In two years, a fearful turn in Obama’s speeches
With the 2008 Democratic primary race all but won, Barack Obama appeared at a massive outdoor rally here and delivered a message that was unique by the cutthroat standards of American political campaigns.
“We’re not going to worry about what other folks are doing,” Obama told a crowd of 75,000 at the waterfront event in May 2008. “We’re going to try to focus on what we think we can do for America.”
Obama returned to Portland on Wednesday night and delivered a different sort of speech. His message of national unity and reconciliation had been replaced by a stark warning against cynical Republican tactics, vague threats to America’s political system and the urgent need to keep the GOP marginalized.
There was less hope, more fear.
Obama conveyed much the same message Thursday during a rally in Seattle, and the appeal is not expected to vary significantly as he campaigns in Los Angeles, Las Vegas and Minneapolis over the next two days.
Obama in Portland suggested that “foreign-controlled corporations” were bankrolling a “misleading, negative” ad campaign that serves Republicans, but offered no evidence.
“We don’t know,” he said.
Whereas his 2008 speech said that Americans needed to “start trusting each other again, start working together again,” he said at the Oregon Convention Center rally this week that even if Republicans cooperate more with the White House, they would be forced to “sit in the back seat.”
Two years ago, he said Americans are “tired of a politics that’s all about tearing each other down.” On Wednesday, he painted a grim picture of life under Republican leadership: The chronically ill, the unemployed, the student who can’t afford college tuition — all would be cut “loose to fend for themselves.”
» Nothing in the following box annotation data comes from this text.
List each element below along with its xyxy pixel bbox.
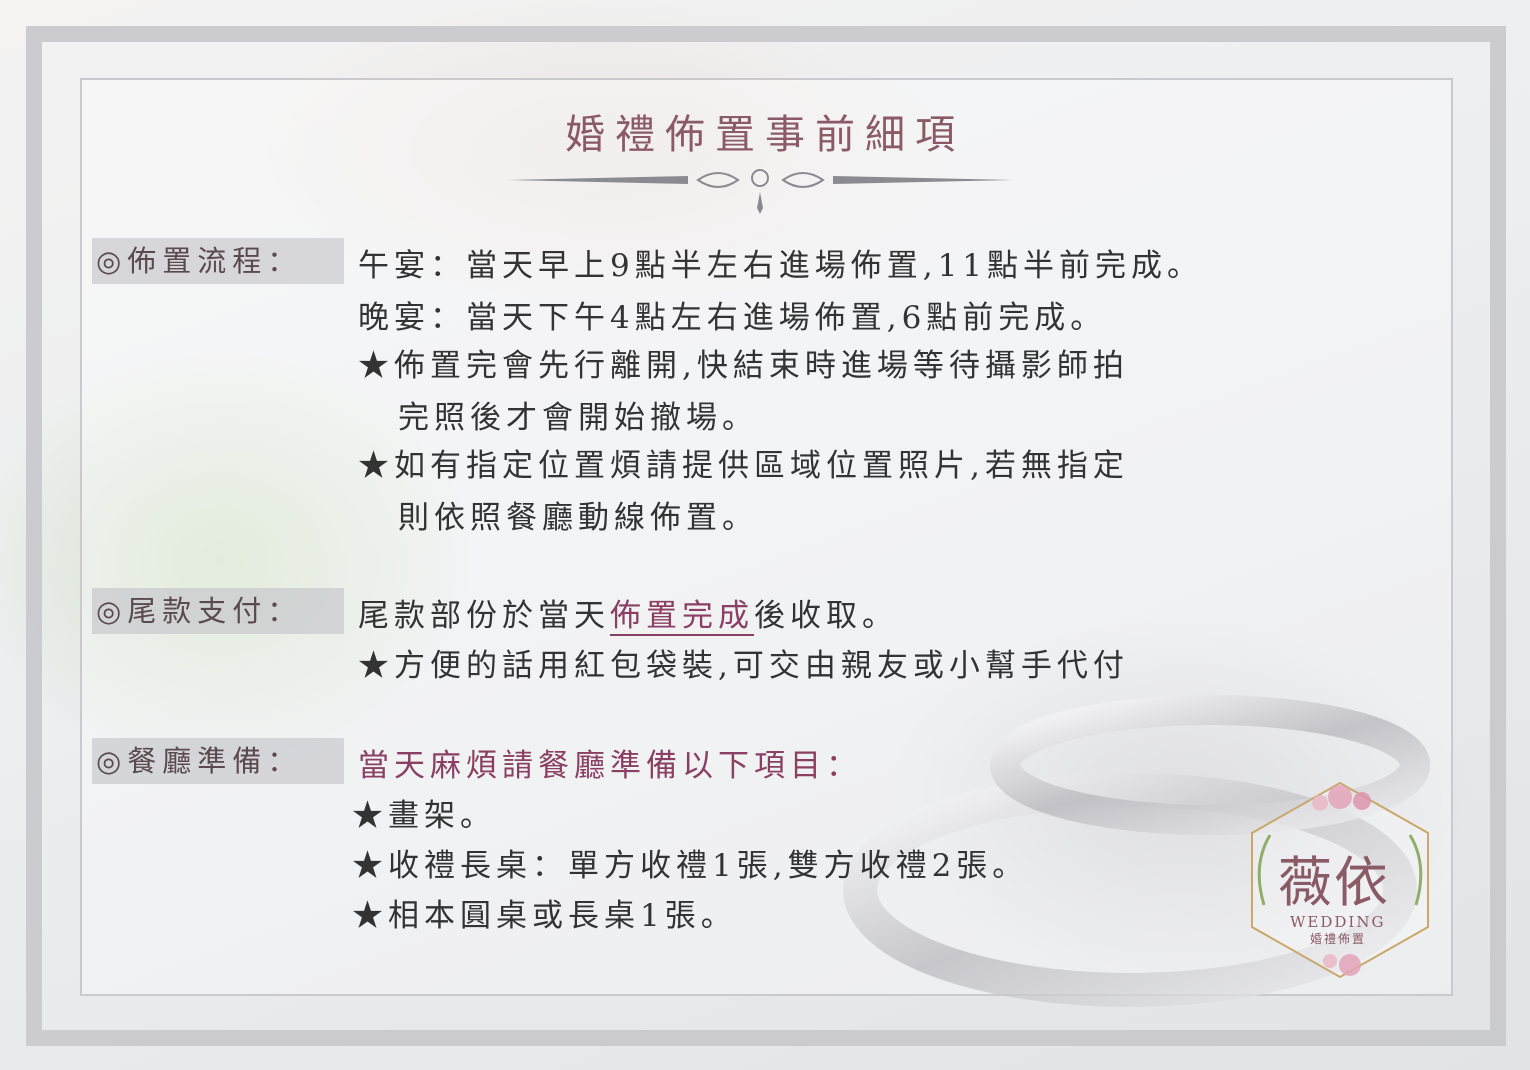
flow-line: 則依照餐廳動線佈置。	[398, 500, 758, 536]
outer-frame	[26, 26, 1506, 1046]
flow-line: 午宴：當天早上9點半左右進場佈置,11點半前完成。	[358, 248, 1204, 284]
page-title: 婚禮佈置事前細項	[565, 112, 965, 158]
restaurant-item: ★相本圓桌或長桌1張。	[352, 898, 737, 934]
flow-line: ★如有指定位置煩請提供區域位置照片,若無指定	[358, 448, 1129, 484]
section-label-payment: ◎尾款支付：	[92, 588, 344, 634]
logo-name: 薇依	[1278, 851, 1390, 914]
section-label-flow: ◎佈置流程：	[92, 238, 344, 284]
flow-line: 晚宴：當天下午4點左右進場佈置,6點前完成。	[358, 300, 1107, 336]
section-label-restaurant: ◎餐廳準備：	[92, 738, 344, 784]
logo-subtitle: 婚禮佈置	[1310, 932, 1367, 946]
restaurant-intro: 當天麻煩請餐廳準備以下項目：	[358, 748, 862, 784]
payment-prefix: 尾款部份於當天	[358, 598, 610, 634]
ornament-divider	[508, 169, 1013, 214]
payment-note: ★方便的話用紅包袋裝,可交由親友或小幫手代付	[358, 648, 1129, 684]
payment-suffix: 後收取。	[754, 598, 898, 634]
logo-floral-frame	[1251, 781, 1429, 979]
wedding-rings-illustration	[843, 695, 1430, 1007]
logo-english: WEDDING	[1290, 913, 1386, 931]
restaurant-item: ★畫架。	[352, 798, 496, 834]
flow-line: ★佈置完會先行離開,快結束時進場等待攝影師拍	[358, 348, 1129, 384]
payment-line: 尾款部份於當天佈置完成後收取。	[358, 590, 898, 636]
inner-frame	[80, 78, 1453, 996]
payment-highlight: 佈置完成	[610, 598, 754, 636]
restaurant-item: ★收禮長桌：單方收禮1張,雙方收禮2張。	[352, 848, 1029, 884]
flow-line: 完照後才會開始撤場。	[398, 400, 758, 436]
The shift in tone reflects the realities of Obama’s political predicament. With Democrats facing the likelihood of major losses in the midterm election, Obama wants to fire up his base and make sure voters go to the polls. Instead of letting the campaign become a referendum on his first term at a time when the unemployment rate is nearly 10%, Obama is instead framing the election as a clear choice.
David Axelrod, a senior White House advisor who helps craft Obama’s speeches, said the aim was to lay out the stakes in the Nov. 2 election.
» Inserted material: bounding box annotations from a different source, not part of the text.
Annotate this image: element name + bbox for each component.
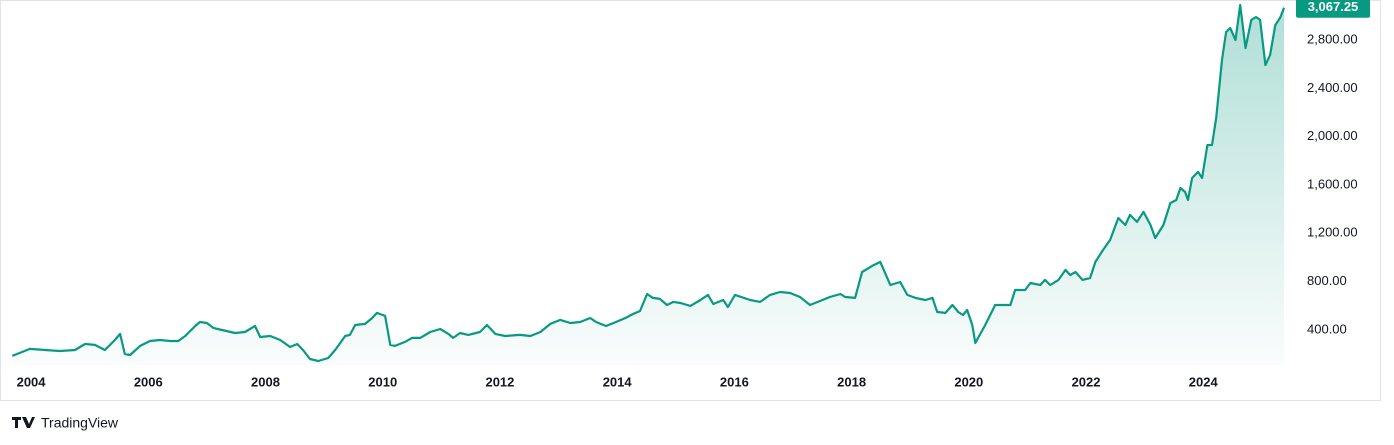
price-line — [11, 3, 1286, 363]
x-tick-label: 2022 — [1072, 374, 1101, 389]
x-tick-label: 2004 — [17, 374, 47, 389]
logo: TradingView — [12, 415, 119, 431]
y-tick-label: 2,800.00 — [1307, 31, 1358, 46]
x-tick-label: 2014 — [603, 374, 633, 389]
x-tick-label: 2006 — [134, 374, 163, 389]
y-tick-label: 2,400.00 — [1307, 80, 1358, 95]
x-tick-label: 2018 — [837, 374, 866, 389]
x-tick-label: 2024 — [1189, 374, 1219, 389]
y-tick-label: 1,200.00 — [1307, 225, 1358, 240]
y-tick-label: 1,600.00 — [1307, 176, 1358, 191]
last-price-badge — [1296, 0, 1370, 18]
y-tick-label: 400.00 — [1307, 321, 1347, 336]
y-tick-label: 2,000.00 — [1307, 128, 1358, 143]
y-tick-label: 800.00 — [1307, 273, 1347, 288]
x-tick-label: 2012 — [485, 374, 514, 389]
last-price-label: 3,067.25 — [1308, 0, 1359, 14]
logo-text: TradingView — [41, 415, 119, 431]
x-tick-label: 2008 — [251, 374, 280, 389]
area — [12, 5, 1285, 365]
chart-frame — [0, 0, 1381, 401]
x-tick-label: 2016 — [720, 374, 749, 389]
x-tick-label: 2010 — [368, 374, 397, 389]
logo-icon — [12, 417, 35, 428]
x-tick-label: 2020 — [954, 374, 983, 389]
“Everything looks different through the gauzy recollections of the past,” said Axelrod when asked how Obama’s message has changed in the last two years. “We offered a fairly strong critique of the Republican policies of 2008.... Every election is a choice. People need to understand what the contrast is.”
Obama has been delivering a similar version of the Portland speech recently. Speaking in Columbus, Ohio, earlier in the week, he imputed a motive to lawmakers who’ve resisted his agenda: Republicans opposed his proposals because they want him to founder, cynically positioning themselves to pick up seats in the upcoming election at the nation’s expense.
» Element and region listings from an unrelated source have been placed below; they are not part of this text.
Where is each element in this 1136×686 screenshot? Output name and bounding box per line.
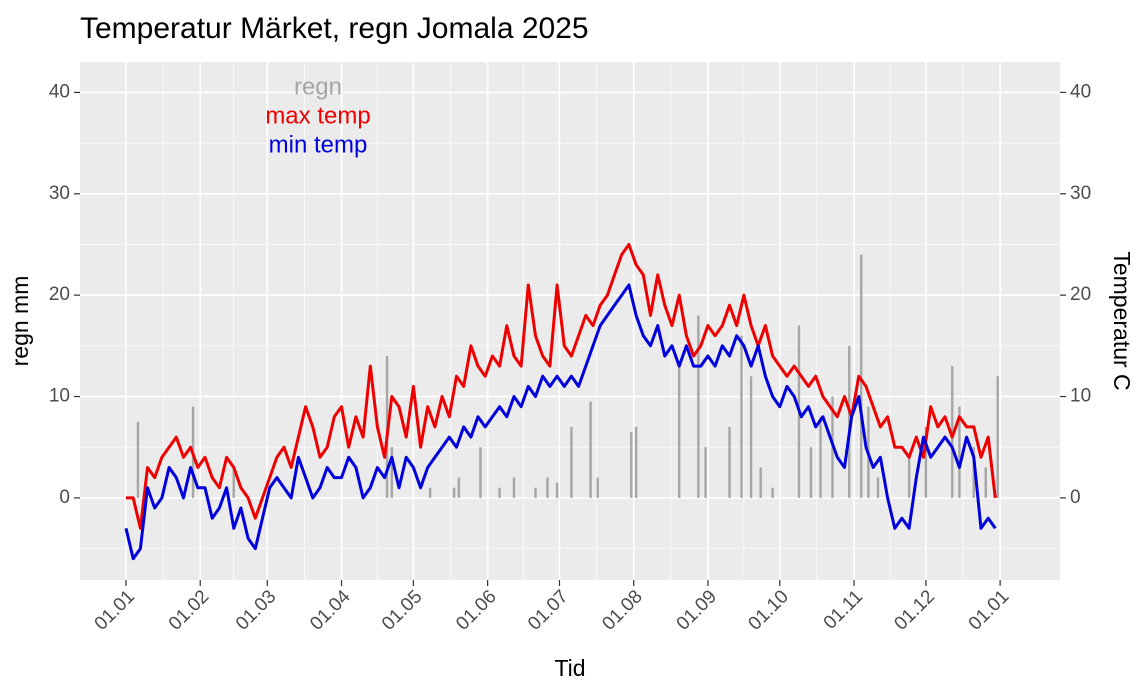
- y2-tick-label: 10: [1070, 386, 1091, 407]
- rain-bar: [512, 477, 516, 498]
- rain-bar: [390, 447, 394, 498]
- y2-tick-label: 20: [1070, 284, 1091, 305]
- rain-bar: [972, 447, 975, 498]
- rain-bar: [570, 426, 573, 498]
- y2-tick-label: 30: [1070, 183, 1091, 204]
- rain-bar: [907, 457, 911, 498]
- y2-tick-label: 0: [1070, 487, 1081, 508]
- rain-bar: [136, 421, 140, 498]
- temp-line: [124, 283, 997, 561]
- rain-bar: [740, 335, 743, 498]
- y2-tick-label: 40: [1070, 81, 1091, 102]
- x-tick-label: 01.02: [165, 586, 213, 634]
- y2-axis-label: Temperatur C: [1109, 251, 1135, 390]
- x-tick-label: 01.09: [673, 586, 721, 634]
- rain-bar: [589, 401, 592, 498]
- y-tick-label: 40: [49, 81, 70, 102]
- x-tick-label: 01.10: [744, 586, 792, 634]
- legend-label: regn: [294, 73, 342, 100]
- x-tick-label: 01.12: [890, 586, 938, 634]
- rain-bar: [630, 432, 633, 498]
- rain-bar: [958, 406, 961, 498]
- chart-title: Temperatur Märket, regn Jomala 2025: [80, 12, 589, 45]
- rain-bar: [996, 376, 999, 498]
- rain-bar: [924, 426, 928, 498]
- rain-bar: [634, 426, 638, 498]
- rain-bar: [457, 477, 461, 498]
- rain-bar: [759, 467, 762, 498]
- y-axis-label: regn mm: [7, 276, 33, 367]
- y-tick-label: 20: [49, 284, 70, 305]
- x-tick-label: 01.05: [378, 586, 426, 634]
- rain-bar: [704, 447, 707, 498]
- rain-bar: [678, 366, 681, 498]
- x-tick-label: 01.01: [965, 586, 1013, 634]
- y-tick-label: 10: [49, 386, 70, 407]
- rain-bar: [860, 254, 863, 498]
- x-tick-label: 01.04: [306, 586, 355, 635]
- legend-label: min temp: [269, 131, 368, 158]
- rain-bar: [819, 416, 822, 498]
- temp-line: [126, 243, 997, 530]
- rain-bar: [728, 426, 731, 498]
- legend-label: max temp: [265, 102, 370, 129]
- rain-bar: [749, 376, 753, 498]
- rain-bar: [479, 447, 482, 498]
- rain-bar: [951, 366, 954, 498]
- rain-bar: [876, 477, 880, 498]
- rain-bar: [984, 467, 987, 498]
- rain-bar: [771, 487, 774, 498]
- rain-bar: [452, 487, 456, 498]
- rain-bar: [555, 482, 559, 498]
- x-tick-label: 01.01: [91, 586, 139, 634]
- x-axis-label: Tid: [554, 655, 585, 681]
- rain-bar: [596, 477, 599, 498]
- rain-bar: [534, 487, 537, 498]
- x-tick-label: 01.03: [232, 586, 280, 634]
- rain-bar: [697, 315, 700, 498]
- rain-bar: [546, 477, 549, 498]
- rain-bar: [498, 487, 501, 498]
- rain-bar: [848, 345, 851, 498]
- y-tick-label: 0: [59, 487, 70, 508]
- y-tick-label: 30: [49, 183, 70, 204]
- rain-bar: [232, 469, 235, 498]
- x-tick-label: 01.08: [598, 586, 646, 634]
- x-tick-label: 01.07: [524, 586, 572, 634]
- x-tick-label: 01.06: [452, 586, 500, 634]
- x-tick-label: 01.11: [820, 586, 867, 633]
- rain-bar: [428, 487, 432, 498]
- rain-bar: [809, 447, 813, 498]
Appearing in Boston last week, he told the crowd that with the country facing an historic economic downturn, Republicans “didn’t lift a finger to help.”
The darker message may be rooted in Obama’s experience as president. Nearly two years into the job, the partisan divisions are not going away.
“As a candidate in 2008, Obama made an appealing but naive promise to bring Republicans and Democrats together in Washington and end the bitter partisan standoff,” said Thomas Mann, a senior fellow at the Brookings Institution who studies and writes about governance. “He learned that was easier said than done.
“He is now giving voice to a reality that he was hesitant to accept.”